Au pays des géants.

Revenons maintenant en Nouvelle-Zélande pour les derniers épisodes de notre séjour au pays des kiwis, en mars 2017. Et puisque ces derniers sont bien trop timides pour se montrer à de vulgaires touristes, allons rendre visite à quelques survivants d’une population autochtone très ancienne, les kauris, selon leur nom Maori, ou Agathis australis, selon leur nom botanique : des conifères parmi  les plus vieux du monde, et capables de devenir parmi les plus gros et les plus âgés.
Victimes des incendies et d’une intense exploitation, les forêts de kauris ont été quasiment réduites à néant en moins d’un siècle après le début de la colonisation. Quelques lambeaux en subsistent encore, uniquement dans la partie nord de l’île du Nord, qui est leur aire naturelle de répartition (au nord de la latitude de 38°S). Et comme la péninsule de Coromandel en contient un morceau, allons donc rendre visite à quelques spécimens remarquables, et désormais très protégés.

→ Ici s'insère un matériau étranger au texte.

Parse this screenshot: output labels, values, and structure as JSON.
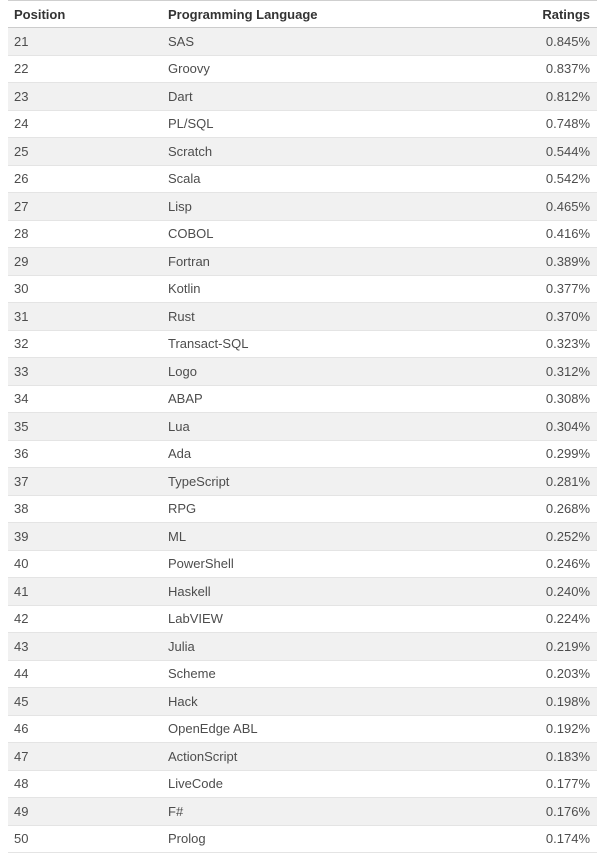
{
  "colors": {
    "row_stripe": "#f1f1f1",
    "row_border": "#e4e4e4",
    "header_border": "#cccccc",
    "header_text": "#333333",
    "body_text": "#4d4d4d",
    "background": "#ffffff"
  },
  "table": {
    "columns": {
      "position": "Position",
      "language": "Programming Language",
      "rating": "Ratings"
    },
    "rows": [
      {
        "position": "21",
        "language": "SAS",
        "rating": "0.845%"
      },
      {
        "position": "22",
        "language": "Groovy",
        "rating": "0.837%"
      },
      {
        "position": "23",
        "language": "Dart",
        "rating": "0.812%"
      },
      {
        "position": "24",
        "language": "PL/SQL",
        "rating": "0.748%"
      },
      {
        "position": "25",
        "language": "Scratch",
        "rating": "0.544%"
      },
      {
        "position": "26",
        "language": "Scala",
        "rating": "0.542%"
      },
      {
        "position": "27",
        "language": "Lisp",
        "rating": "0.465%"
      },
      {
        "position": "28",
        "language": "COBOL",
        "rating": "0.416%"
      },
      {
        "position": "29",
        "language": "Fortran",
        "rating": "0.389%"
      },
      {
        "position": "30",
        "language": "Kotlin",
        "rating": "0.377%"
      },
      {
        "position": "31",
        "language": "Rust",
        "rating": "0.370%"
      },
      {
        "position": "32",
        "language": "Transact-SQL",
        "rating": "0.323%"
      },
      {
        "position": "33",
        "language": "Logo",
        "rating": "0.312%"
      },
      {
        "position": "34",
        "language": "ABAP",
        "rating": "0.308%"
      },
      {
        "position": "35",
        "language": "Lua",
        "rating": "0.304%"
      },
      {
        "position": "36",
        "language": "Ada",
        "rating": "0.299%"
      },
      {
        "position": "37",
        "language": "TypeScript",
        "rating": "0.281%"
      },
      {
        "position": "38",
        "language": "RPG",
        "rating": "0.268%"
      },
      {
        "position": "39",
        "language": "ML",
        "rating": "0.252%"
      },
      {
        "position": "40",
        "language": "PowerShell",
        "rating": "0.246%"
      },
      {
        "position": "41",
        "language": "Haskell",
        "rating": "0.240%"
      },
      {
        "position": "42",
        "language": "LabVIEW",
        "rating": "0.224%"
      },
      {
        "position": "43",
        "language": "Julia",
        "rating": "0.219%"
      },
      {
        "position": "44",
        "language": "Scheme",
        "rating": "0.203%"
      },
      {
        "position": "45",
        "language": "Hack",
        "rating": "0.198%"
      },
      {
        "position": "46",
        "language": "OpenEdge ABL",
        "rating": "0.192%"
      },
      {
        "position": "47",
        "language": "ActionScript",
        "rating": "0.183%"
      },
      {
        "position": "48",
        "language": "LiveCode",
        "rating": "0.177%"
      },
      {
        "position": "49",
        "language": "F#",
        "rating": "0.176%"
      },
      {
        "position": "50",
        "language": "Prolog",
        "rating": "0.174%"
      }
    ]
  }
}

Les derniers kauris sont maintenant attaqués par une maladie qui les conduit à la mort. Pour éviter la transmission, qui se fait notamment par les chaussures des randonneurs, l’accès au sentier commence par une désinfection des semelles, et les passages à proximité des kauris se font sur des passerelles empêchant le contact avec les racines.

Le parcours dans la forêt est très agréable, agrémenté de bien jolis ruisseaux.

« Silver fern », les fougères argentées sont nombreuses.

Pour bien voir le dessous blanchâtre, il faut retourner la feuille.

Une feuille toute neuve nous rappelle que c’est vraiment une fougère, malgré le tronc de plusieurs mètres de haut. A moins qu’il ne s’agisse de la famille d’un escargot ?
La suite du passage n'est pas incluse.